Alceu, bem legal seu post.
Mas gostaria de destacar um ponto que não vi em seu texto...

Eu acredito que todos estes vídeos citados demonstram uma tendência atual de nossa sociedade de não se aprofundar nos assuntos. A questão de Belo Monte é muitíssimo profunda, e não se pode resumi-la em 5, 10 ou 15 minutos de vídeo, seja este "comédia", "paródia", "teatral" ou "professoral".
Isso me preocupa.
Tomar uma posição sobre uma questão como essa apenas embasado em vídeos superficiais só me leva a crer que serão decisões não bem fundamentadas, superficiais, tomadas apenas para demarcar uma posição - previamente "tomada" em função de pontos de vista de mundo ("sou pró-empresas/indústrias/mercado" x "sou contra-empresas/indústrias/mercados").
Isso representa, inclusive, a forma como nossos políticos aparentemente tomam as decisões. Sem uma fundamentação técnica clara.

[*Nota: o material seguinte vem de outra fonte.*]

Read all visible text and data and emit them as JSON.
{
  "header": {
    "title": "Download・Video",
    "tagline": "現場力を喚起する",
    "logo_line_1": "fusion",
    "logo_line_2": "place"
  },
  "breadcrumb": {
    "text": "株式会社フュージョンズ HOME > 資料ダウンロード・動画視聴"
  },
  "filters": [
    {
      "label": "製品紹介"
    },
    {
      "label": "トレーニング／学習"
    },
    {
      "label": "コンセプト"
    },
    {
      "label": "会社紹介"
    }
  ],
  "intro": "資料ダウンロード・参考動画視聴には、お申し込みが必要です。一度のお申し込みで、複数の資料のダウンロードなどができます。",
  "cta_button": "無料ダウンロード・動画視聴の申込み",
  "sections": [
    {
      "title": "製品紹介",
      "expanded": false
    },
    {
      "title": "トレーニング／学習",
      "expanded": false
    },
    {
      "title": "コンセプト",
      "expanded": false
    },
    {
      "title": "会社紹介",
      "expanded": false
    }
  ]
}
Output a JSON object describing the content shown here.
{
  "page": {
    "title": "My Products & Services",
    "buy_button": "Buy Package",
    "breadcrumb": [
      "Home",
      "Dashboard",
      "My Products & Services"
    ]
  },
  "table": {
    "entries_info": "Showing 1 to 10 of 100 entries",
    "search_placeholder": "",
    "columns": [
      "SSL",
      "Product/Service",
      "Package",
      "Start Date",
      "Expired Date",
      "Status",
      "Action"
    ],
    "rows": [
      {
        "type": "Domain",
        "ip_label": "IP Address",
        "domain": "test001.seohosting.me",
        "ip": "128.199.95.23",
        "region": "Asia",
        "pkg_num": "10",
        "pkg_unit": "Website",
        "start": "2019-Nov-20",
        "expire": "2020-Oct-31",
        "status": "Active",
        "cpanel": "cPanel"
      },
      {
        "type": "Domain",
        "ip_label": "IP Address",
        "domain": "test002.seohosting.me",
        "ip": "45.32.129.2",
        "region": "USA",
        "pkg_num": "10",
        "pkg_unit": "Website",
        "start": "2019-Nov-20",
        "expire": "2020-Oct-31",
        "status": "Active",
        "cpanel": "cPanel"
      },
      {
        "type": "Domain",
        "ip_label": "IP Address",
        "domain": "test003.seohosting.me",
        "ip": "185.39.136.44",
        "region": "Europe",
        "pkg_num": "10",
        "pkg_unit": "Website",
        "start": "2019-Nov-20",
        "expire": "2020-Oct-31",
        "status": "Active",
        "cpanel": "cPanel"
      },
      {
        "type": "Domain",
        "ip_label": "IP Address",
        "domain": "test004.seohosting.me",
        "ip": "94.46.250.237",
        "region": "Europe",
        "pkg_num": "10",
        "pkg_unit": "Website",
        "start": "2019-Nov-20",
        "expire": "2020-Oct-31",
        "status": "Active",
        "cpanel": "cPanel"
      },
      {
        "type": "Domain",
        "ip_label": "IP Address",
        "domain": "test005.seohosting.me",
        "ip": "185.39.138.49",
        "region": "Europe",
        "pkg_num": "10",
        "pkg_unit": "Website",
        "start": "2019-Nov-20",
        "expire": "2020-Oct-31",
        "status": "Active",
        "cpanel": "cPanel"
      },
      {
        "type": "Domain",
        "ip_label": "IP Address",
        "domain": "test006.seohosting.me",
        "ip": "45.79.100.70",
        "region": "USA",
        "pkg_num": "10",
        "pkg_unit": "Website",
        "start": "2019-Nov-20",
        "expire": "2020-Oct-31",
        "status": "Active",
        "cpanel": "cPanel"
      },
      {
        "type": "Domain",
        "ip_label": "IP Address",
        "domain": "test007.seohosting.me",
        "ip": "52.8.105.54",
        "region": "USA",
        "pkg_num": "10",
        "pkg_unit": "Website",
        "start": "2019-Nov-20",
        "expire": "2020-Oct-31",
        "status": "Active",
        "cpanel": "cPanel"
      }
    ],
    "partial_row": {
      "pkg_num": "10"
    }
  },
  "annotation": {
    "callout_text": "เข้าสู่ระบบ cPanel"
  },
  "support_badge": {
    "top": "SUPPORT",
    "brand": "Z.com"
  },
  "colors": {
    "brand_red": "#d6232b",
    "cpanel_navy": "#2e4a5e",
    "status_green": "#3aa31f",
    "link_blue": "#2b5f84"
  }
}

Fui eu quem fez o comentário no post anterior sobre os vídeos do Escritório Piloto (http://escritoriopiloto.org/artigo/debate-belo-monte). Este vídeo não foi feito "em formato cinema/produção", foi apenas o registro de uma atividade que organizamos para nos aprofundar no tema - por isso o total de 3h de gravações.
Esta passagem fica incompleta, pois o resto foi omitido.